For many Italian-Americans (or just avid seafood lovers in general), Christmas Eve is an especially wonderful time. It’s when the family gathers around the table to celebrate the holiday and indulge in a big way—with the Feast of the Seven Fishes.
While there is disagreement on the exact origin and meaning of this tradition, it is said to have started in southern Italy. Eating seafood on Christmas Eve is part of the tradition of abstaining from red meat until Christmas Day—a practice which is still common in the Roman Catholic Church for various religious holidays. There are no hard and fast rules when it comes to this particular feast; some families opt for just one fish or as many as 13. The goal is simply to get seafood out on the table and celebrate!
At North Atlantic, we thought we’d get into the holiday spirit and create a seven-course meal with the fantastic seafood our fishers catch for us. We’ve scoured the culinary corners of the internet for delicious ideas and have included some suggested recipes for each course, but we encourage you to think of them more as a starting point for your own meal. Feel free to skip a course, or, as in some traditions, add a course (or two)! It’s the holidays, after all.
The best part of this list? There are sustainable options from NAI for each of the fish presented on it. That means that you can relax and enjoy the season without worrying about where your fish came from and how it was caught.
Still have questions? Over the past year, we’ve been working hard to ensure our customers have access to how and where our products are caught. Please check out our products list, our profile on FishChoice, or our profile with the Ocean Disclosure Project to find out more.
When you buy sustainable seafood, you not only support the livelihoods of fishers, you also support responsible fishing practices and the health of our oceans. Whatever your holiday tradition, we invite you to celebrate with sustainable seafood.
– Buone feste!
First Course: Yellowfin Tuna Crudo
Caught on longlines and handlines, with some product sourced from our pelagic species fishery improvement project (FIP) in the Indian Ocean, yellowfin tuna is lean and flavorful, perfect for serving raw and lightly dressed. The addition of chiles in this recipe adds a little festive heat and keeps this starter light.

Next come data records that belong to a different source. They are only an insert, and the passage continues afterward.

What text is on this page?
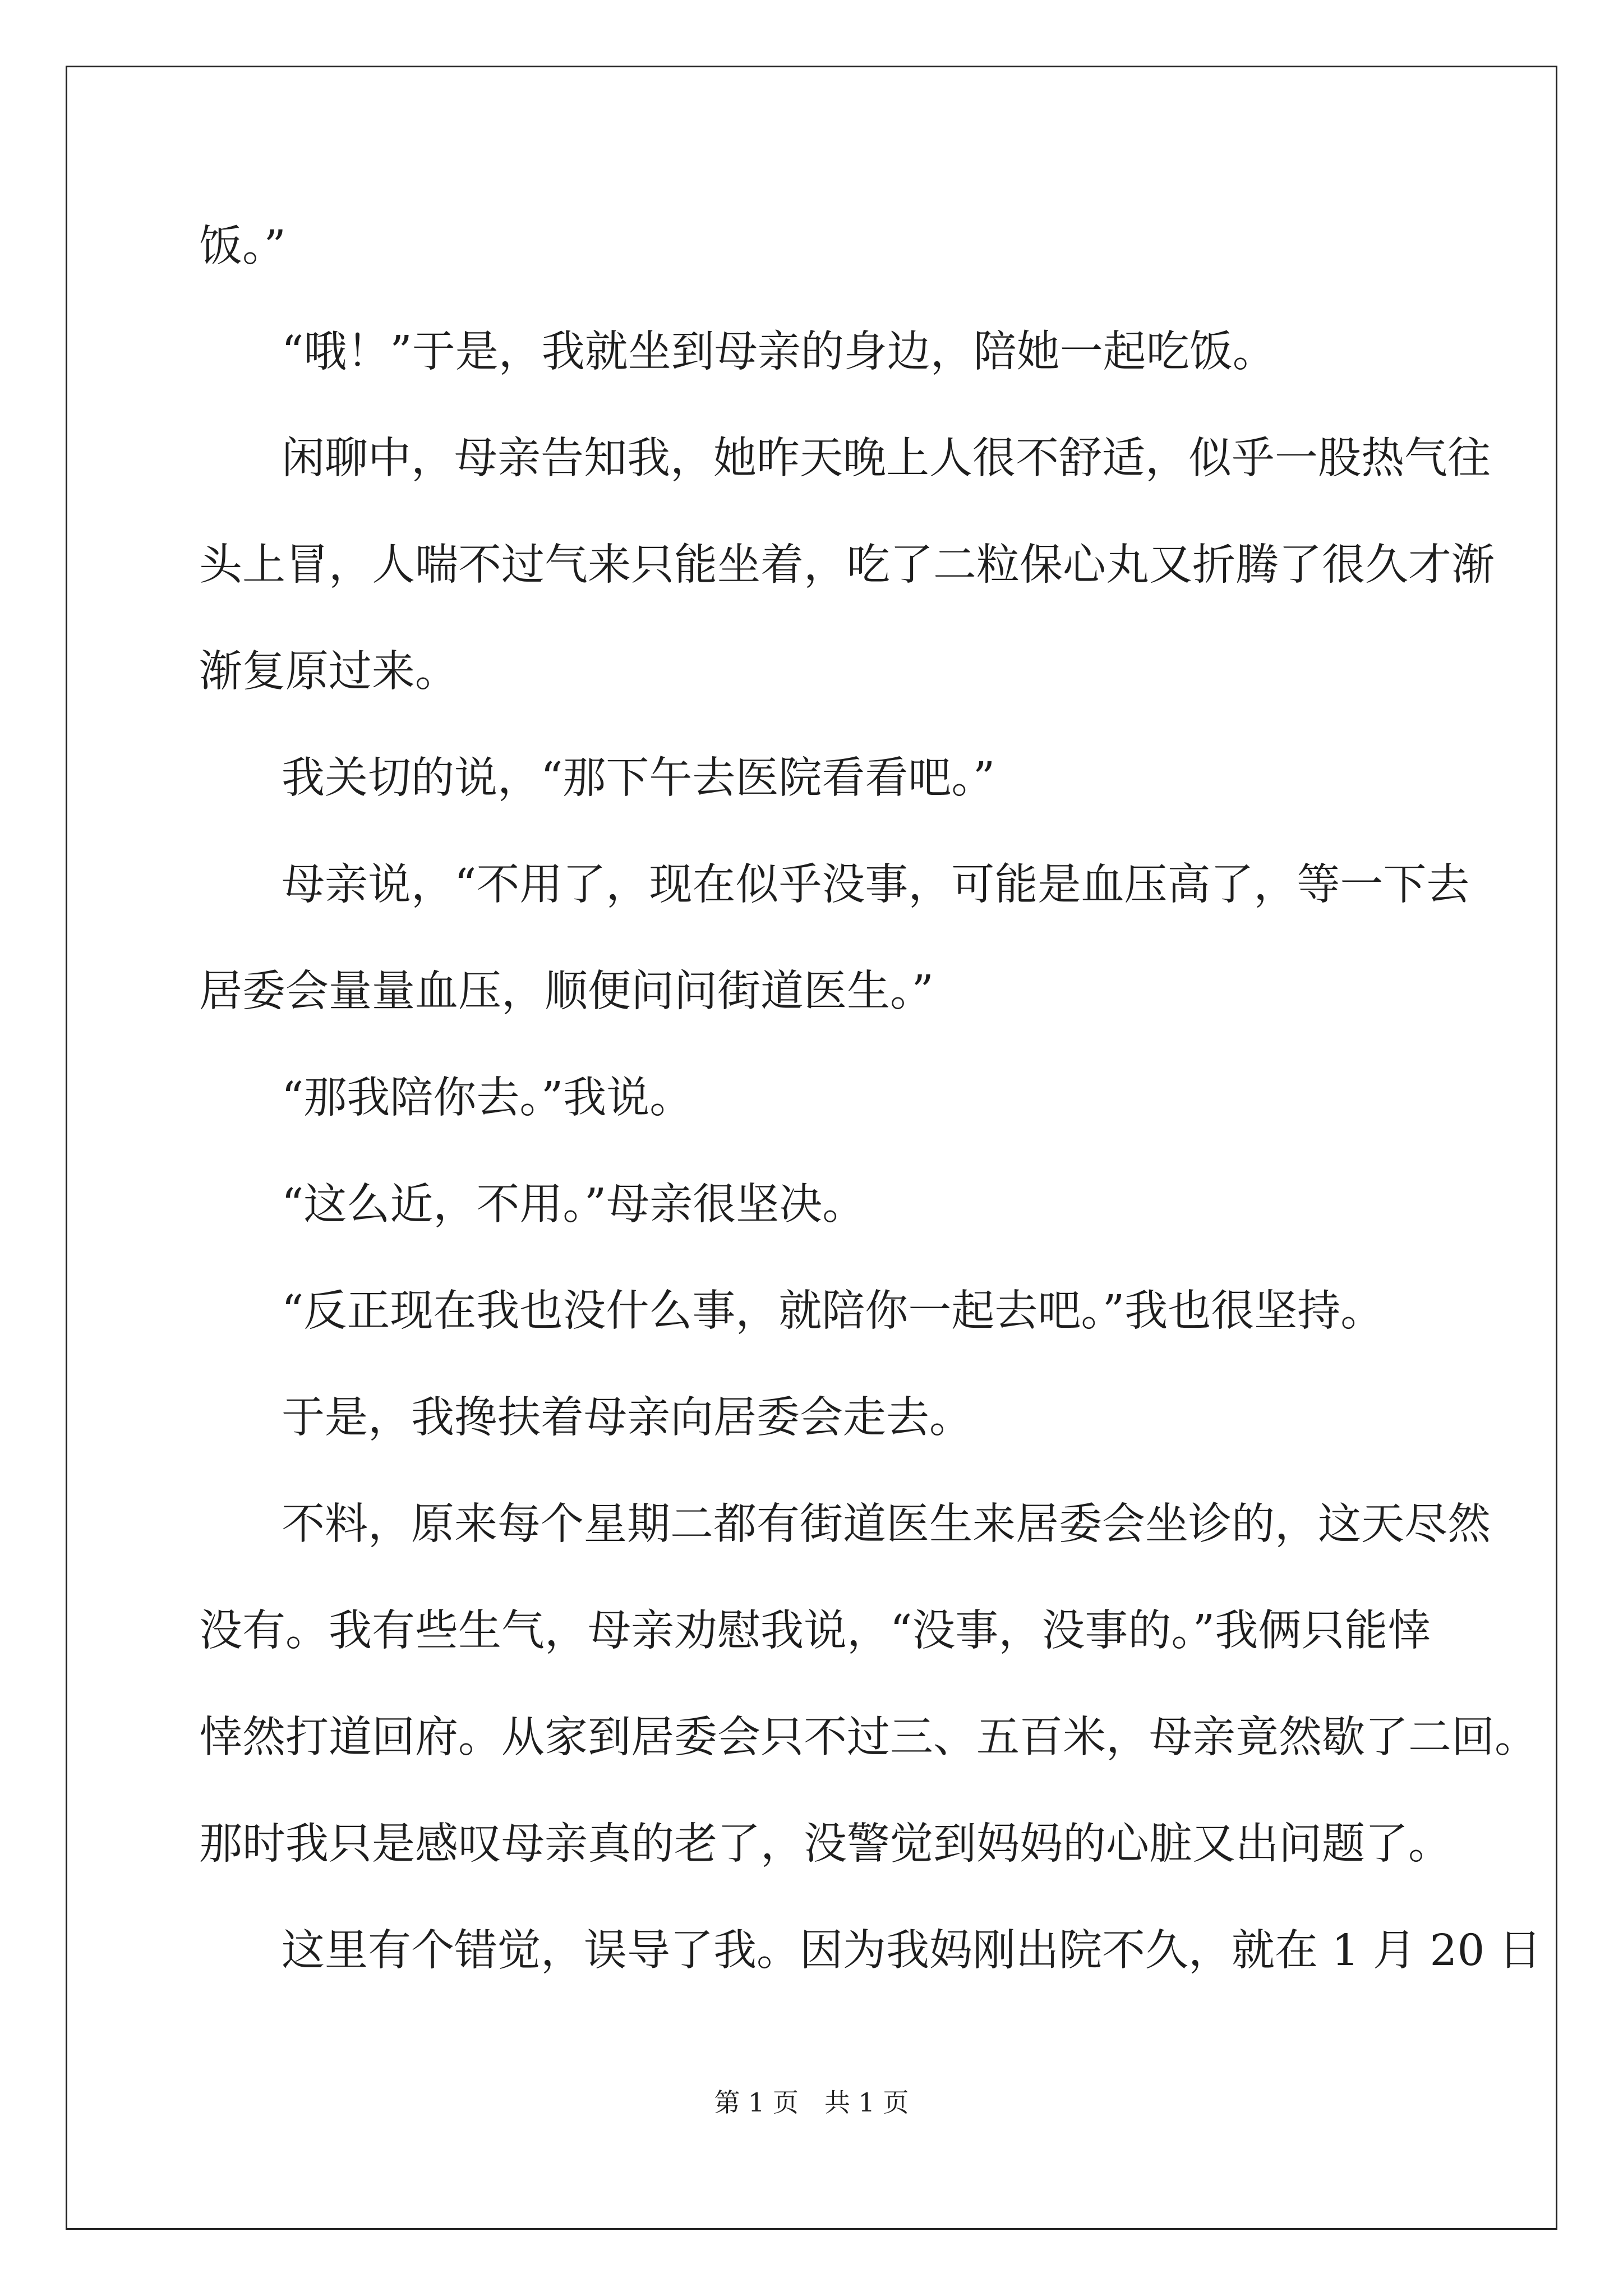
饭。”

“哦！”于是，我就坐到母亲的身边，陪她一起吃饭。

闲聊中，母亲告知我，她昨天晚上人很不舒适，似乎一股热气往

头上冒，人喘不过气来只能坐着，吃了二粒保心丸又折腾了很久才渐

渐复原过来。

我关切的说，“那下午去医院看看吧。”

母亲说，“不用了，现在似乎没事，可能是血压高了，等一下去

居委会量量血压，顺便问问街道医生。”

“那我陪你去。”我说。

“这么近，不用。”母亲很坚决。

“反正现在我也没什么事，就陪你一起去吧。”我也很坚持。

于是，我搀扶着母亲向居委会走去。

不料，原来每个星期二都有街道医生来居委会坐诊的，这天尽然

没有。我有些生气，母亲劝慰我说，“没事，没事的。”我俩只能悻

悻然打道回府。从家到居委会只不过三、五百米，母亲竟然歇了二回。

那时我只是感叹母亲真的老了，没警觉到妈妈的心脏又出问题了。

这里有个错觉，误导了我。因为我妈刚出院不久，就在 1 月 20 日

第 1 页　共 1 页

Second Course: Haddock Cakes
These crispy cakes are a great way to incorporate and highlight this New England groundfish species, for which we carry MSC certification. They’re a simple appetizer that packs a lot of flavor and lets the creaminess of the haddock shine through.
Third Course: Maine Haddock Chowder
We know we’ve got haddock twice on this list, but this fish is perfect in so many preparations, not least of which is this chowder that also highlights local Maine ingredients—a double punch for supporting Maine food producers on land and at sea. Add your own local veggies if you aren’t in the New England area this holiday season.
Fourth Course: Scarlet Snapper and Morels in Port Reduction
The cooked meat of the scarlet snapper is sweet, lean and moist, with a mild flavor, perfect to use as the snapper featured in this simple but delicious preparation. Our scarlet snapper is caught in Indonesia’s Pacific waters using hook and line, and is one of the species covered under our demersal species FIP.
Fifth Course: Grouper with Pan-Roasted and Pickled Butternut Squash
Another demersal FIP species caught on hook and line in the Pacific, the firm white flesh, large flakes, and moisture content of our grouper makes it perfect for sautéing. This recipe is for advanced home chefs, but use it as a base for inspiration and make your own version.
Sixth Course: Baked Pollock
This New England species is a great sustainable alternative to cod, whose numbers are still recovering in this region. Our Atlantic pollock also comes from an MSC certified fishery! This recipe gives the fish a deliciously crunchy and herby crust without making it too heavy or rich.
Seventh Course: Mahi Tacos
Mahi-mahi’s lean, pinkish flesh and moderately firm texture make it perfect for a quick sear and then for piling high into a tortilla. We source some of our mahi from our pelagic species FIP, where it’s caught by pelagic longlines in the Indian Ocean. While it might not be what you usually have at the end of Christmas Eve dinner, can you really say no to a taco?